Department of Radiological Sciences, University of California, Irvine, CA, USA.
Eur Radiol. 2022 Oct;32(10):6608-6618. doi: 10.1007/s00330-022-08899-w. Epub 2022 Jun 21.
To evaluate the diagnostic performance of Kaiser score (KS) adjusted with the apparent diffusion coefficient (ADC) (KS+) and machine learning (ML) modeling.
A dataset of 402 malignant and 257 benign lesions was identified. Two radiologists assigned the KS. If a lesion with KS > 4 had ADC > 1.4 × 10 mm/s, the KS was reduced by 4 to become KS+. In order to consider the full spectrum of ADC as a continuous variable, the KS and ADC values were used to train diagnostic models using 5 ML algorithms. The performance was evaluated using the ROC analysis, compared by the DeLong test. The sensitivity, specificity, and accuracy achieved using the threshold of KS > 4, KS+ > 4, and ADC ≤ 1.4 × 10 mm/s were obtained and compared by the McNemar test.
The ROC curves of KS, KS+, and all ML models had comparable AUC in the range of 0.883-0.921, significantly higher than that of ADC (0.837, p < 0.0001). The KS had sensitivity = 97.3% and specificity = 59.1%; and the KS+ had sensitivity = 95.5% with significantly improved specificity to 68.5% (p < 0.0001). However, when setting at the same sensitivity of 97.3%, KS+ could not improve specificity. In ML analysis, the logistic regression model had the best performance. At sensitivity = 97.3% and specificity = 65.3%, i.e., compared to KS, 16 false-positives may be avoided without affecting true cancer diagnosis (p = 0.0015).
Using dichotomized ADC to modify KS to KS+ can improve specificity, but at the price of lowered sensitivity. Machine learning algorithms may be applied to consider the ADC as a continuous variable to build more accurate diagnostic models.
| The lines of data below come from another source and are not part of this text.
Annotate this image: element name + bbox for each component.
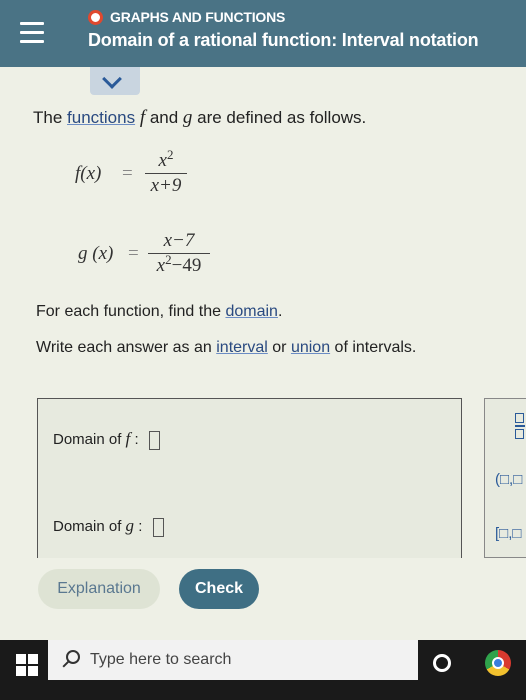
fraction-g: x−7 x2−49 xyxy=(148,229,210,278)
problem-intro: The functions f and g are defined as fol… xyxy=(33,107,367,128)
search-placeholder: Type here to search xyxy=(90,651,232,668)
fraction-f: x2 x+9 xyxy=(145,147,187,198)
functions-link[interactable]: functions xyxy=(67,108,135,127)
collapse-toggle[interactable] xyxy=(90,67,140,95)
domain-link[interactable]: domain xyxy=(225,303,277,320)
problem-content: The functions f and g are defined as fol… xyxy=(0,95,526,640)
equation-g: g (x) = x−7 x2−49 xyxy=(78,225,218,285)
domain-f-input[interactable] xyxy=(148,430,160,450)
instruction-domain: For each function, find the domain. xyxy=(36,303,283,320)
explanation-button[interactable]: Explanation xyxy=(38,569,160,609)
answer-area: Domain of f : Domain of g : xyxy=(37,398,462,558)
interval-link[interactable]: interval xyxy=(216,339,268,356)
page-title: Domain of a rational function: Interval … xyxy=(88,30,479,50)
domain-f-row: Domain of f : xyxy=(53,429,160,450)
equation-f: f(x) = x2 x+9 xyxy=(75,145,205,205)
check-button[interactable]: Check xyxy=(179,569,259,609)
open-interval-button[interactable]: (□,□ xyxy=(495,471,522,488)
closed-interval-button[interactable]: [□,□ xyxy=(495,525,521,542)
math-palette: (□,□ [□,□ xyxy=(484,398,526,558)
fraction-icon[interactable] xyxy=(515,413,525,439)
header-bar: GRAPHS AND FUNCTIONS Domain of a rationa… xyxy=(0,0,526,67)
domain-g-input[interactable] xyxy=(152,517,164,537)
chrome-icon[interactable] xyxy=(485,650,511,676)
instruction-format: Write each answer as an interval or unio… xyxy=(36,339,417,356)
chevron-down-icon xyxy=(102,69,122,89)
topic-status-icon xyxy=(88,10,103,25)
domain-g-row: Domain of g : xyxy=(53,516,164,537)
windows-taskbar: Type here to search xyxy=(0,640,526,700)
cortana-icon[interactable] xyxy=(433,654,451,672)
search-icon xyxy=(66,650,80,664)
topic-label: GRAPHS AND FUNCTIONS xyxy=(110,9,286,25)
union-link[interactable]: union xyxy=(291,339,330,356)
taskbar-search-box[interactable]: Type here to search xyxy=(48,640,418,680)
menu-icon[interactable] xyxy=(20,22,44,44)
windows-start-icon[interactable] xyxy=(16,654,38,676)
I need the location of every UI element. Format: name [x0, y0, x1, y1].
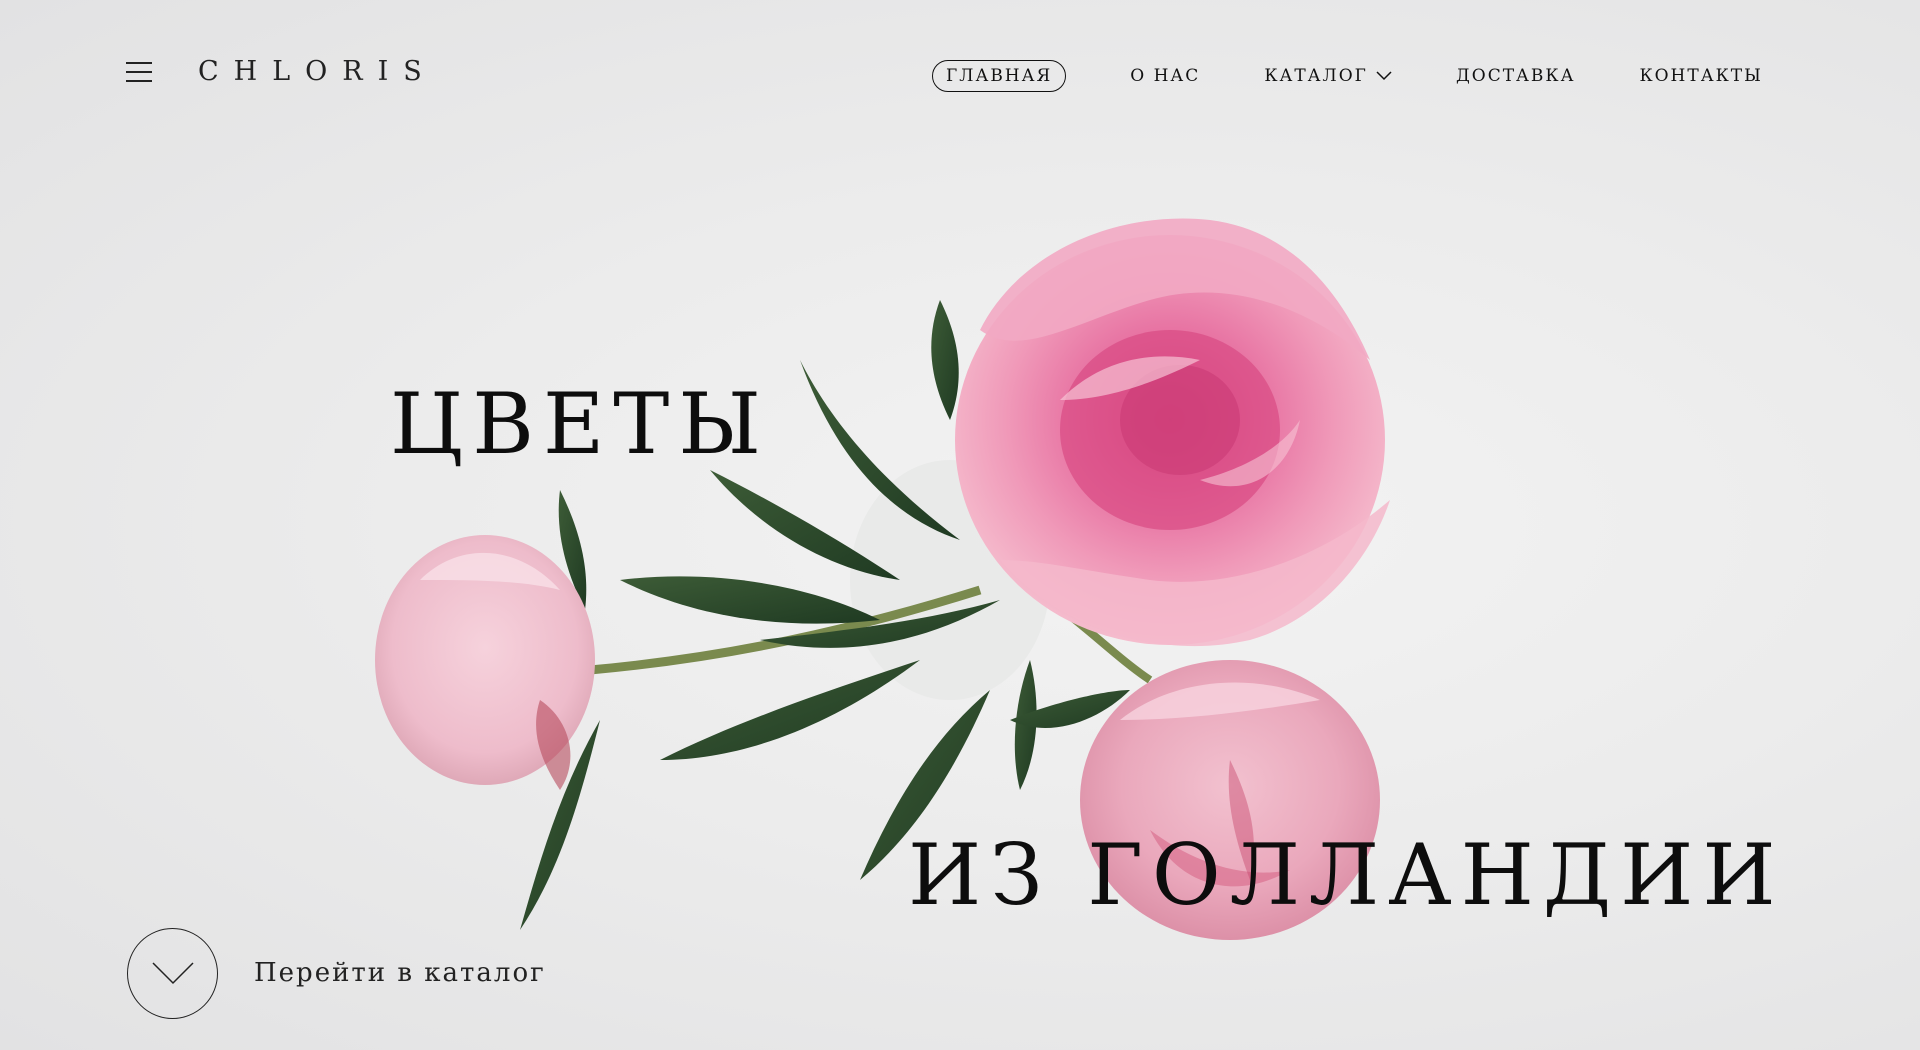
nav-item-catalog[interactable]: КАТАЛОГ — [1264, 66, 1392, 86]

• When using ADC to modify the Kaiser score to KS+, the diagnostic specificity according to the results of two independent readers was improved by 9.4-9.7%, at the price of slightly degraded sensitivity by 1.5-1.8%, and overall had improved accuracy by 2.6-2.9%. • When the KS and the continuous ADC values were combined to train models by machine learning algorithms, the diagnostic specificity achieved by the logistic regression model could be significantly improved from 59.1 to 65.3% (p = 0.0015), while maintaining at the high sensitivity of KS = 97.3%, and thus, the results demonstrated the potential of ML modeling to further evaluate the contribution of ADC. • When setting the sensitivity at the same levels, the modified KS+ and the original KS have comparable specificity; therefore, KS+ with consideration of ADC may not offer much practical help, and the original KS without ADC remains as an excellent robust diagnostic method.
评估 Kaiser 评分(KS)与表观扩散系数(ADC)调整(KS+)和机器学习(ML)模型的诊断性能。
确定了 402 个恶性和 257 个良性病变的数据集。两名放射科医生对 KS 进行了评估。如果 KS > 4 的病变 ADC > 1.4 × 10 mm/s,则 KS 降低 4 变为 KS+。为了考虑 ADC 作为连续变量的全部范围,使用 5 种 ML 算法使用 KS 和 ADC 值来训练诊断模型。使用 ROC 分析评估性能,并通过 DeLong 检验进行比较。通过 McNemar 检验获得并比较使用 KS > 4、KS+ > 4 和 ADC ≤ 1.4 × 10 mm/s 的阈值获得的灵敏度、特异性和准确性。
KS、KS+和所有 ML 模型的 ROC 曲线在 0.883-0.921 范围内具有可比的 AUC,明显高于 ADC(0.837,p < 0.0001)。KS 的灵敏度为 97.3%,特异性为 59.1%;KS+的灵敏度为 95.5%,特异性显著提高至 68.5%(p < 0.0001)。然而,当设定相同的灵敏度为 97.3%时,KS+不能提高特异性。在 ML 分析中,逻辑回归模型具有最佳性能。在灵敏度 = 97.3%和特异性 = 65.3%时,与 KS 相比,可能避免 16 个假阳性,而不会影响癌症的正确诊断(p = 0.0015)。
使用二分类 ADC 修改 KS 为 KS+可以提高特异性,但代价是敏感性略有降低。机器学习算法可用于将 ADC 视为连续变量,以构建更准确的诊断模型。
• 使用 ADC 修改 Kaiser 评分得到 KS+,根据两位独立读者的结果,诊断特异性提高了 9.4-9.7%,敏感性略有降低 1.5-1.8%,整体准确性提高了 2.6-2.9%。• 将 KS 和连续 ADC 值结合起来,通过机器学习算法进行模型训练,逻辑回归模型的诊断特异性可显著提高至 65.3%(p = 0.0015),同时保持 KS = 97.3%的高灵敏度,因此,结果表明 ML 建模有潜力进一步评估 ADC 的贡献。• 在设定相同灵敏度的情况下,修改后的 KS+和原始 KS 的特异性相当;因此,考虑 ADC 的 KS+并没有提供太多实际帮助,而没有 ADC 的原始 KS 仍然是一种出色的稳健诊断方法。